届カナイ愛ト知ッテイタノニ抑エキレズニ愛シ続ケタ…

「急に泣き出して、なんでもないはずないだろ?」

ジッとあたしの顔をのぞき込んだ。

「嬉しかっただけだよ。」

口元が微妙に引きつるのは。

どうしても、海翔の顔が霧生くんに見えてしまうから。

あの日のファミレスの霧生くんの笑顔が。

どうしても目の前の海翔から離れてくれない。

海翔に引きつる口元を見せないように、スッとソファから立ち上がった。

今はこれ以上、ここにいれない。

だって、悲しくて涙が止まらないんだもん。

「どこに行くんだ?」

心配そうにあたしの顔を見上げた。

「別に…いつもの夜遊びですよ。

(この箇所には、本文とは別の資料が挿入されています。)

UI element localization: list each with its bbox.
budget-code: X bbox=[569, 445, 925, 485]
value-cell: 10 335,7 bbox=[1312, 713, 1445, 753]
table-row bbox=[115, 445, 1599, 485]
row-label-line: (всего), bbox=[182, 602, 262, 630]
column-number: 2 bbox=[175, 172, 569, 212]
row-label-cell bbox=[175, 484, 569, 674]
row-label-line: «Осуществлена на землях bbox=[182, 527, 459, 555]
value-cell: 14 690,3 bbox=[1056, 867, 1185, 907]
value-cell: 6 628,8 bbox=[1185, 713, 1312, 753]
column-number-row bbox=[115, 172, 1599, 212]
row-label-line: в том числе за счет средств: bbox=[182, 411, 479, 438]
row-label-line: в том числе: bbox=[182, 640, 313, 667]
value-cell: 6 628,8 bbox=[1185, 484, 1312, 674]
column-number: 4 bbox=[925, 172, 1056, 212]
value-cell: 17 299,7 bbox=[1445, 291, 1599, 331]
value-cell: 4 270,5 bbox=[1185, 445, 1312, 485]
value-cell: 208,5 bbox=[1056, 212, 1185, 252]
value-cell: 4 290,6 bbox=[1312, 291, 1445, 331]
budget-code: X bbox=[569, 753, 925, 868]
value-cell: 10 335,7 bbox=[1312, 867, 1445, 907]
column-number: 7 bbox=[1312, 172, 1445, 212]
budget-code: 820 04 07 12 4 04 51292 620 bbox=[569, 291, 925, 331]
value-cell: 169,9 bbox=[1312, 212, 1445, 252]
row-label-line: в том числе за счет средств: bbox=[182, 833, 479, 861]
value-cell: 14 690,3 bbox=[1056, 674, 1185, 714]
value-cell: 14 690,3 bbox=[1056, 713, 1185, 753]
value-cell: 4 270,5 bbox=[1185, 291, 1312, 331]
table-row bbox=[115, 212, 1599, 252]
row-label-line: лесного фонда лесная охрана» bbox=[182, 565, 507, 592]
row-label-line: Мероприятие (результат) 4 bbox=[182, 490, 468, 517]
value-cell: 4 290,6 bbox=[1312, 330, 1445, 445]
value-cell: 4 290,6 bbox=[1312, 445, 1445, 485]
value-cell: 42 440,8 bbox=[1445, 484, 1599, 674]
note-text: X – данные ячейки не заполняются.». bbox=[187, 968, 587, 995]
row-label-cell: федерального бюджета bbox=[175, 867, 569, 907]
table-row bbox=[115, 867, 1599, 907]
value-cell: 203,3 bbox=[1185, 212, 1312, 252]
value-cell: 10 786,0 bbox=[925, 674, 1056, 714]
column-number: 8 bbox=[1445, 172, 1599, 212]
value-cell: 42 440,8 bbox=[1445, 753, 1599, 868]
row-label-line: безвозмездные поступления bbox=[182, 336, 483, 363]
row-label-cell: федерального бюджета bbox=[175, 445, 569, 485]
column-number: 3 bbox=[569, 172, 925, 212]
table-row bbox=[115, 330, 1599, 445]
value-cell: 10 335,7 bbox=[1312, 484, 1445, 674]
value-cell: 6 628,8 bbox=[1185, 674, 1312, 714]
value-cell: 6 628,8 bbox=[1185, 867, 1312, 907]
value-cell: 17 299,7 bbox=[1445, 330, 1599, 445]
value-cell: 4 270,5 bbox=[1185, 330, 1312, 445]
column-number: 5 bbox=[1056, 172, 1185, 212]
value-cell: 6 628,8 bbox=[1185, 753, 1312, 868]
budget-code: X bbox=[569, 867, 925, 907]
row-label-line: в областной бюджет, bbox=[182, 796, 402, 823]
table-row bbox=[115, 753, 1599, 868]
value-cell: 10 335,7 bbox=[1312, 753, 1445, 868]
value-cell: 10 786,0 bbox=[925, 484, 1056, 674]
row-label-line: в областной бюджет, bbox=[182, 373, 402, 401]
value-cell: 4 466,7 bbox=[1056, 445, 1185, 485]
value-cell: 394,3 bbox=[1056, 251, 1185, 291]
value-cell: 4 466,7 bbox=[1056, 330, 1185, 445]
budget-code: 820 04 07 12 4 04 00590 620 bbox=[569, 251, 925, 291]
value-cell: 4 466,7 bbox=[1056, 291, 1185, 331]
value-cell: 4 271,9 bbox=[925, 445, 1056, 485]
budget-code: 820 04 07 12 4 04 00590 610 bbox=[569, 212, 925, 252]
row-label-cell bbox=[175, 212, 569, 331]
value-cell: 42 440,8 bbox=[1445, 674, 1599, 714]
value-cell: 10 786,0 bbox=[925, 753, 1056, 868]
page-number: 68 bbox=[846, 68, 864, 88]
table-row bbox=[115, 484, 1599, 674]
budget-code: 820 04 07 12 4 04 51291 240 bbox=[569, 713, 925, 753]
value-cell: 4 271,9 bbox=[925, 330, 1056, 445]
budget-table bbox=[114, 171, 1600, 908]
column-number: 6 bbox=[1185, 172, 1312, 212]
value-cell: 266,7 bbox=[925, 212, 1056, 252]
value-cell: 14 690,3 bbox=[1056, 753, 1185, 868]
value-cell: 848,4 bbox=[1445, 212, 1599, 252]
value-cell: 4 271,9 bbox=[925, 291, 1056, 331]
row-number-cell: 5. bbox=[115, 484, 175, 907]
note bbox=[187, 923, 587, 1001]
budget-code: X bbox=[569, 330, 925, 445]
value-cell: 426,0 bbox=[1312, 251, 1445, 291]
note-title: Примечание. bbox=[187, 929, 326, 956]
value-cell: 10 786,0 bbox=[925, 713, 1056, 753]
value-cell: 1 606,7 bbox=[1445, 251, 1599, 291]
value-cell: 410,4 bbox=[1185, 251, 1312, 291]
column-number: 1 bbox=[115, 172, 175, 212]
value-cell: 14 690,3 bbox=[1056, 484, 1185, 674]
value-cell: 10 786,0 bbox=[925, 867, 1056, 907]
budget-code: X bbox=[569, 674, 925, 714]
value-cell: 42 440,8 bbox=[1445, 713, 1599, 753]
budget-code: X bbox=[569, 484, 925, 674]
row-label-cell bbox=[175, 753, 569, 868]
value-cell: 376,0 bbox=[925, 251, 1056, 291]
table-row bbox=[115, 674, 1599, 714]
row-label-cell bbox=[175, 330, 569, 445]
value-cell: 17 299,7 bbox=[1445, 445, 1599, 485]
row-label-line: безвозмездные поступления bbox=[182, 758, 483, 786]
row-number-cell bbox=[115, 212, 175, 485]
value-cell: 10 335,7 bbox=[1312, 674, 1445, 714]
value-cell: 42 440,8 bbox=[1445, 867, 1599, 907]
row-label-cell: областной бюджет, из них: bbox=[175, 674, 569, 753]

」

得意げに笑うと、部屋を出て行った。

マンションを一歩出ると、全身から力が抜けてその場に座り込んだ。

とっくに霧生くんへの気持ちなんて、なくなっていると思っていたのに。

どうしてこんなにも、涙が出てくるんだろう?

自分でも分かんなくて。

キュウッと胸が切なくて。

押しつぶされそうなくらい、痛くて仕方なかった。